Midi moins deux, midi moins une, toujours aucun débordement, aucun faux pas de la part des pêcheurs, aucun tricheur ni resquilleur, tous respectent la règle : ouverture de la pêche à 12.00.

Midi pile, les moteurs grondent, les étraves se cabrent, le plan d’eau s’anime, chaque chalutier vient de libérer son annexe et s’élance en la laissant sur place, pendant qu’il dévide son filet à fond de train en direction de l’autre rive. Ceux de gauche vont à droite, ceux de droite vont à gauche, tous se croisent au centre, et poursuivent leur route jusqu’à ce que leurs bobines de petites bouées jaunes et de longs filets soient totalement dévidées.

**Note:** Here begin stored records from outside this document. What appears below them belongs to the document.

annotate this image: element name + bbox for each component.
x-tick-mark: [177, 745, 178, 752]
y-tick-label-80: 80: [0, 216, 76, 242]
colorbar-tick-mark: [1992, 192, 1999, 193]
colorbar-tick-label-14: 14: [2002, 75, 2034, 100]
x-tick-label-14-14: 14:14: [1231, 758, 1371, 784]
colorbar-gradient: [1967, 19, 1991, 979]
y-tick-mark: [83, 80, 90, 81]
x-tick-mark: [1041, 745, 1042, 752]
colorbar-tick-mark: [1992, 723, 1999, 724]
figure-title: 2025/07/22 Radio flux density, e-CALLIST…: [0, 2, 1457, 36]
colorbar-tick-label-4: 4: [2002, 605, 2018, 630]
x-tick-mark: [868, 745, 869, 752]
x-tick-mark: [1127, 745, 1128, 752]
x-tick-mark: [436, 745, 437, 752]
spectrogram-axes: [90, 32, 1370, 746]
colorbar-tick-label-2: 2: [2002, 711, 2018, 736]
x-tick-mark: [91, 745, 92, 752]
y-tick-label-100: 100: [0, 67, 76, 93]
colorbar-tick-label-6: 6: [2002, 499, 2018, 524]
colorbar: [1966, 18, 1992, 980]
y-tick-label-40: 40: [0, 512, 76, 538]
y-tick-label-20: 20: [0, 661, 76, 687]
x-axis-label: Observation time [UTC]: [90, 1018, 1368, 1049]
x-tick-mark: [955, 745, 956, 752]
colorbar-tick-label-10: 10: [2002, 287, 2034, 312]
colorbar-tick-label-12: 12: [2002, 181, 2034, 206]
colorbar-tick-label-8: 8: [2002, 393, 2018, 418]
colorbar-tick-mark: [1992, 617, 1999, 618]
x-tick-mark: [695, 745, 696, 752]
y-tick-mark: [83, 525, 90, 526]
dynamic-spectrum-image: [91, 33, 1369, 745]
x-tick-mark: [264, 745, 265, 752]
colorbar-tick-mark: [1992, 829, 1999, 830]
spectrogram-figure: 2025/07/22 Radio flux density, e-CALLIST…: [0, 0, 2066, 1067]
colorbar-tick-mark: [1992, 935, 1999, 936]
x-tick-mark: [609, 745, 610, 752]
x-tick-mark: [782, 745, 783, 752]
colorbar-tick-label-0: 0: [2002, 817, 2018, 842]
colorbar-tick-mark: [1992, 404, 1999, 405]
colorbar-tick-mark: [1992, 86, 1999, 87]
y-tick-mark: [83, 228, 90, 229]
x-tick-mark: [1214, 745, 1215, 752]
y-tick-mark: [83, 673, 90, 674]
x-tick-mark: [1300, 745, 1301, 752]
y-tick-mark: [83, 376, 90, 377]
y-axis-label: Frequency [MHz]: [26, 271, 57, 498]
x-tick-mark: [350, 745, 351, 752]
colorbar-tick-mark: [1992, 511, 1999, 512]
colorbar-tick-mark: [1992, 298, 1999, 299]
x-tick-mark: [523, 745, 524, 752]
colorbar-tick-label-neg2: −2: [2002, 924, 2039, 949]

Deux minutes plus tard, le jeu se calme, les bateaux ralentissent et commencent alors les manœuvres pour rabattre les poissons dans les filets.

En regardant la baie depuis le large, on voit une succession de filets jaunes, jolies cordes tendues comme des fils à linge dans les rues étroites dans la chaleur de l’Italie, avec de-ci de-là un chalutier bleu, ou un blanc, ou encore un gris, qui attend patiemment la suite des opérations.

Chaque chalutier rejoint son annexe laissée proche de la rive en formant un grand cercle ; à l’avant, deux mousses frappent l’eau d’une longue perche équipée d’une espèce de cloche (sans battoir) pour faire peur aux saumons et les piéger dans les filets. Chalutiers et annexes se rejoignent, croisent leurs aussières, et là les filets commencent à être hissés sur les chalutiers, emprisonnant petit à petit les saumons qui seront finalement enfournés dans les cales remplies d’eau glacée.

Certains bateaux travaillent ensemble, décidant de fermer une partie de la crique. D’autres ne jouent que pour eux. Plusieurs remettront les filets à l’eau après les avoir sortis une première fois, d’autres ont choisi la rive d’une autre crique, plus éloignée, faisant le pari de récupérer tous ceux qui auront réussi à s’échapper.

Notre zozo pendant tout ce temps est resté coincé derrière le filet du fond de la baie, seul endroit où Le Rouge et Le Jaune se sentaient en sécurité pour observer cette ouverture de pêche. Vers 13h, les voilà qui reviennent, tout contents de s’être fait piégés presque au cœur de l’action. Ils ont tout vu de près, et ont eu le plaisir de savourer pendant toutes les manœuvres les doux gaz d’échappement de la joyeuse troupe de chalutiers.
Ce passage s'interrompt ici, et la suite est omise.